For those that never experienced Life is Strange, it was a title that played much like the Telltale games. Narrative driven, choice decisions, affecting the story as the players see fit. It was like watching a high school drama story unfold but with mysterious forces of time involved. Those that could get hooked, found a very gripping story with shocking moments and revelations. Suffice to say, I never expected a prequel to the franchise and with that a new developer. Life is indeed strange.
Chloe don’t ya know
Here we see events that transpired before the original game. While we had lots of interaction and story driven moments involving Chloe in the base game, here we have control of her. Now that’s not to say players have to play the first game to grasp what’s happening here, but this only goes to show even more reasons Chloe is the way she is and how she became that way. It’s actually a much more dramatic tale than I expected, even just for the first episode.
Price I’d Pay: $5.99
How long to beat: 2-3 hours
Introduced to familiar characters and locations, I find myself slowing getting involved in Life is Strange once more. The same feeling I got from the original, which was slow, somber, sometimes silly, sometimes sad is still here and this isn’t going to grasp players that failed to get into the first game. Even though this is developed by a completely different team, if I didn’t know prior, I’d have had a hard time telling. They perfectly nailed the atmosphere, storytelling, and voice acting to match or maybe even surpass the original. Even with the main actress changing due to voice acting strikes, I found the new voice matched well and both voices suite the character well without seeming totally different or out of place.
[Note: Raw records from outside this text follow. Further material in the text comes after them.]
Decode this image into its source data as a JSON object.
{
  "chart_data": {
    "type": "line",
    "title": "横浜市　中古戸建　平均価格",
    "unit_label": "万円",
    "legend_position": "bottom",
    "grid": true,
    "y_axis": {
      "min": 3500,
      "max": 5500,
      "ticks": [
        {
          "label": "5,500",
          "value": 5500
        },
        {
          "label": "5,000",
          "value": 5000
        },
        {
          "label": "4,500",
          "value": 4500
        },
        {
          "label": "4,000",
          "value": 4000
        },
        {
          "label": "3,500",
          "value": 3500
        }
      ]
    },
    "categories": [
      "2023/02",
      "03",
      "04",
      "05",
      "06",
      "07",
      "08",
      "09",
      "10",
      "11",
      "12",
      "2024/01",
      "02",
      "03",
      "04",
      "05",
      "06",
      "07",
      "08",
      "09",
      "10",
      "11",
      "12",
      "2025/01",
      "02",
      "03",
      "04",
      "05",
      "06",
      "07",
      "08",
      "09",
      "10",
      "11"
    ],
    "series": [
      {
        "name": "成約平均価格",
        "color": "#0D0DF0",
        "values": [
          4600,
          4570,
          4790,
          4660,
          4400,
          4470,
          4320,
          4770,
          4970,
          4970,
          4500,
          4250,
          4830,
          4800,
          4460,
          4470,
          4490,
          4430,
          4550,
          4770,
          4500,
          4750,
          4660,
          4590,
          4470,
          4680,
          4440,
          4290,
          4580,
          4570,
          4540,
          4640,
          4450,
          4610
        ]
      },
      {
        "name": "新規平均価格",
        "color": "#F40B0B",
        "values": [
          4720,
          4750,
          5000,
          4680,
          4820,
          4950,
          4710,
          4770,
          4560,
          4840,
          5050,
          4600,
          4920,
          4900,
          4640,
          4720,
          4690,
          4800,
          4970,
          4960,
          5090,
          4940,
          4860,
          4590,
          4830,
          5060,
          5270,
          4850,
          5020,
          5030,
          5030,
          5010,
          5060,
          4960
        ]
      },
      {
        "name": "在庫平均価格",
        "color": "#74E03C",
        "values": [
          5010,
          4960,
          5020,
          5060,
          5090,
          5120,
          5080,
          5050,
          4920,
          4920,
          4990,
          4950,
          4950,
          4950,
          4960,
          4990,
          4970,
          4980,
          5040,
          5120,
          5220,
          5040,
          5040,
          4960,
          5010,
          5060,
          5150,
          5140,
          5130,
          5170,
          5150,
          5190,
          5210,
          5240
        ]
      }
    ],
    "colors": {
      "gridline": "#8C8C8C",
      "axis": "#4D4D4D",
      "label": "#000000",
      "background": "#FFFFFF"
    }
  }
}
Other than maybe a few minor graphic upgrades, some better lip syncing, and a new story, most of the elements here are the same. Playing as Chloe, exploration, choice dialog, and finding item in the environment to use or pick up is the vast majority of the title. Those that played the first will get to see how Chloe met Rachel and their relationship grew. Since Chloe cannot rewind time, there is a new element that pops up sometimes called backtalk and it’s a mini game of sorts where using clues from the conversation a tug-of-war starts and can swing the discussion either in or against the players favor. It’s a nice diversion but ultimately feels a little lacking in comparison to the time elements in the first.
The story begins
This is just the first episode in a 3 part arc and it left me wanting more. While there is no time element here to mess with, the backtalk is interesting enough. Though story wise, there might be something going on, more than meets the eye if the end moments are any indication. Deck Nine has taken the franchise and totally captured what fans of the first game loved about it. The dialog, story, and drama that comes with it all. While there were a few moments of framerate stutter on the Xbox One, it was very few and far between. Otherwise, this was a solid first episode and if the quality keeps up, the entire prequel will be a nice companion pieces to the original game. Hopefully not taken anything away from it, but only adding more.
Review copy of game provided by publisher.